Testimonials for Pioneer Member Ernest Jaworski
Danforth Plant Science Center – Ernest (“Ernie”) Jaworski, Ph.D.,a pioneer in plant science. Ernie put together the first biotechnology group at Monsanto in the 1970s, with the aim to use modern genetics to develop useful traits and improve agriculture. Early ideas included using mutagenesis of crop plants to develop useful traits to improve farm productivity. Then, the world changed as Ernie’s team pioneered the development and application of recombinant DNA techniques as a crop breeding tool in commercial agriculture. Among many other important outcomes, this work resulted in safer ways to control crop pests and dramatically reduce pesticide use around the globe. In 1998, he was awarded the National Medal of Technology for outstanding contributions to plant science and agriculture. After retirement, Ernie worked tirelessly in the St. Louis community, including with the Danforth Plant Science Center.
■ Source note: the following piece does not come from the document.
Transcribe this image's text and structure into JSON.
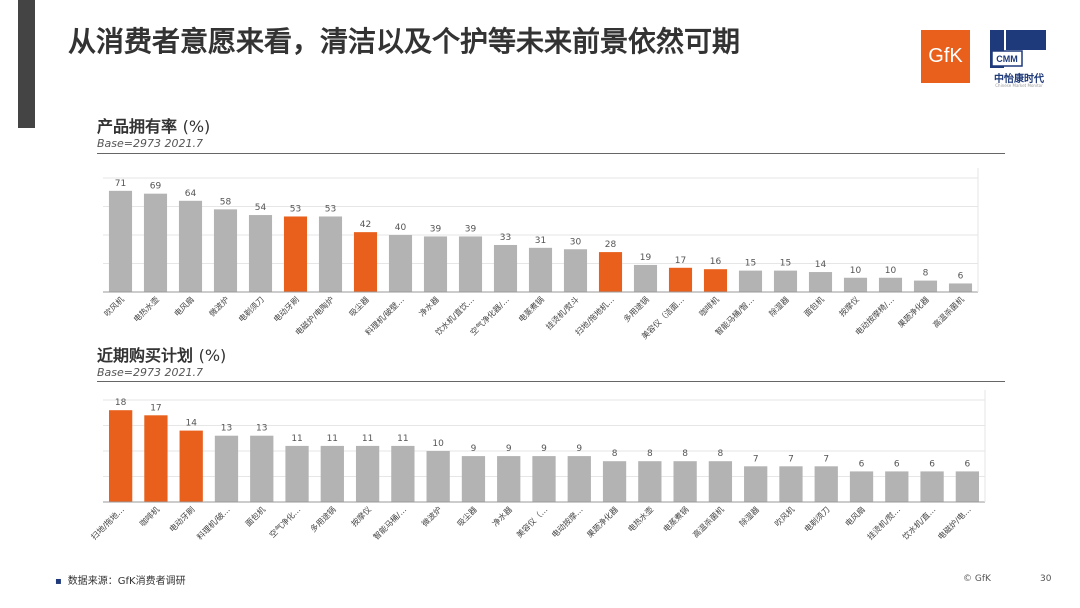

He provided critical leadership in launching the Danforth Center, serving as interim president from August 1, 1998, to December 31, 1998. In the years that followed, Ernie served as a valued advisor, member of the Friends Committee and ever-present supporter at Center events. Ernie will be missed deeply by his many friends at the Danforth Center, and by his friends and colleagues in St. Louis and around the world.
Ganesh Kishore – Dr. Ernie Jaworski played a pivotal role in establishing Life Sciences R&D at Monsanto, recruiting talent and establishing both Plant Sciences Research and Human Health Care Research. Monsanto’s phenomenal contributions to plant transformation, pest control traits were inspired by the talent Ernie nurtured.
Stephen Rogers – Dr Jaworski applied biochemistry to the study of herbicied mode of action. He encouraged and supported the use of molecular biology and molecular genetics to solve problems and create means to introduce genes from plant and microbial sources that could fight disease, insect predation and herbicide resistance.
He participated in many academic events and supported the work of many academic laboratories through grants and materials. He served on institutional boards such as that of the Boyce Thompson at Cornell.
In toto, he was a strong supporter and innovator in bringing new technologies to to academic research organizations and industry. Many scientists trained in the industrial labs he supported spread his approach to other a industrial and academic laboratories.